While most Boston households don’t have the $217,000 income recommended to buy a median-priced home, the city’s racial wealth gap exacerbates the affordability crisis for certain families. Black and Latino families have an even tougher shot at owning an average-priced home in or around Boston. Less than one-quarter of white and Asian households earn an income of over $200,000, according to Census data, and only 8 percent of Black and Latino households do.

Fewer options for Black and Latino buyers

Black and Latino Bostonians on average do not earn enough income to afford an average-priced home in any Census tract in the city. When looking at the entire state, the average Black or Latino household in Boston can afford to buy homes in just 4 percent of Massachusetts Census tracts, including cities such as Springfield and Worcester. Compare that to white and Asian households, which can afford median-priced homes in 22 to 24 percent of Census tracts throughout the state. Those same households fare only slightly better than Black and Latino families around Boston.
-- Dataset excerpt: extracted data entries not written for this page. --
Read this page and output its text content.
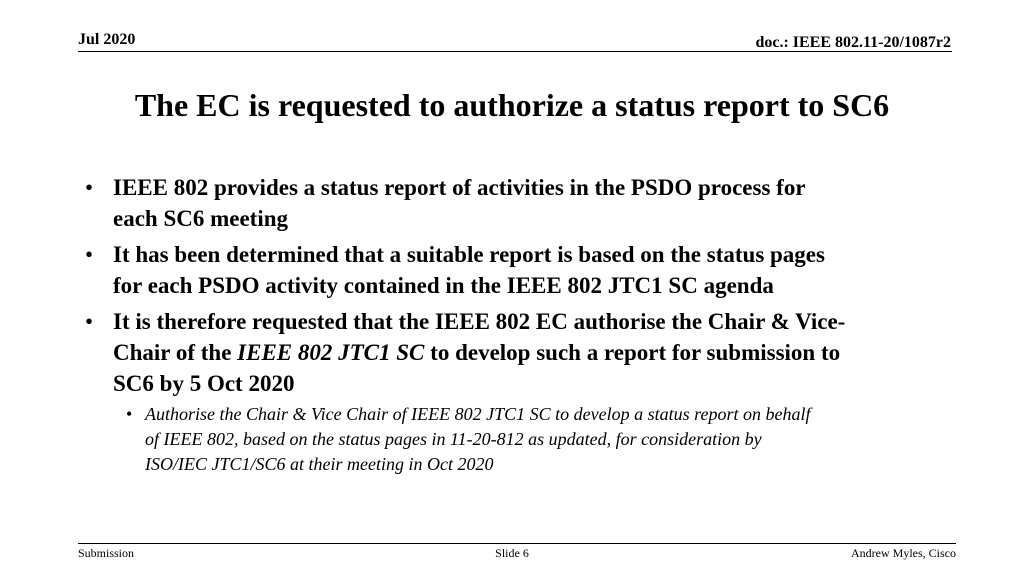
Jul 2020	doc.: IEEE 802.11-20/1087r2
The EC is requested to authorize a status report to SC6
• IEEE 802 provides a status report of activities in the PSDO process for
each SC6 meeting
• It has been determined that a suitable report is based on the status pages
for each PSDO activity contained in the IEEE 802 JTC1 SC agenda
• It is therefore requested that the IEEE 802 EC authorise the Chair & Vice-
Chair of the IEEE 802 JTC1 SC to develop such a report for submission to
SC6 by 5 Oct 2020
• Authorise the Chair & Vice Chair of IEEE 802 JTC1 SC to develop a status report on behalf
of IEEE 802, based on the status pages in 11-20-812 as updated, for consideration by
ISO/IEC JTC1/SC6 at their meeting in Oct 2020
Submission	Slide 6	Andrew Myles, Cisco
How we reported this story

To report this story, the Globe applied the formula by the Joint Center for Housing Studies at Harvard University, which bases affordability on a 31-percent debt-to-income ratio, meaning housing debt should not be more than 31 percent of buyers’ total income. The housing debt was calculated assuming a 3.5-percent downpayment on a 30-year fixed rate loan with 6.75-percent interest rate. As well as a 0.55-percent mortgage insurance, 0.35-percent property insurance, and a property tax rate of 1.15 percent.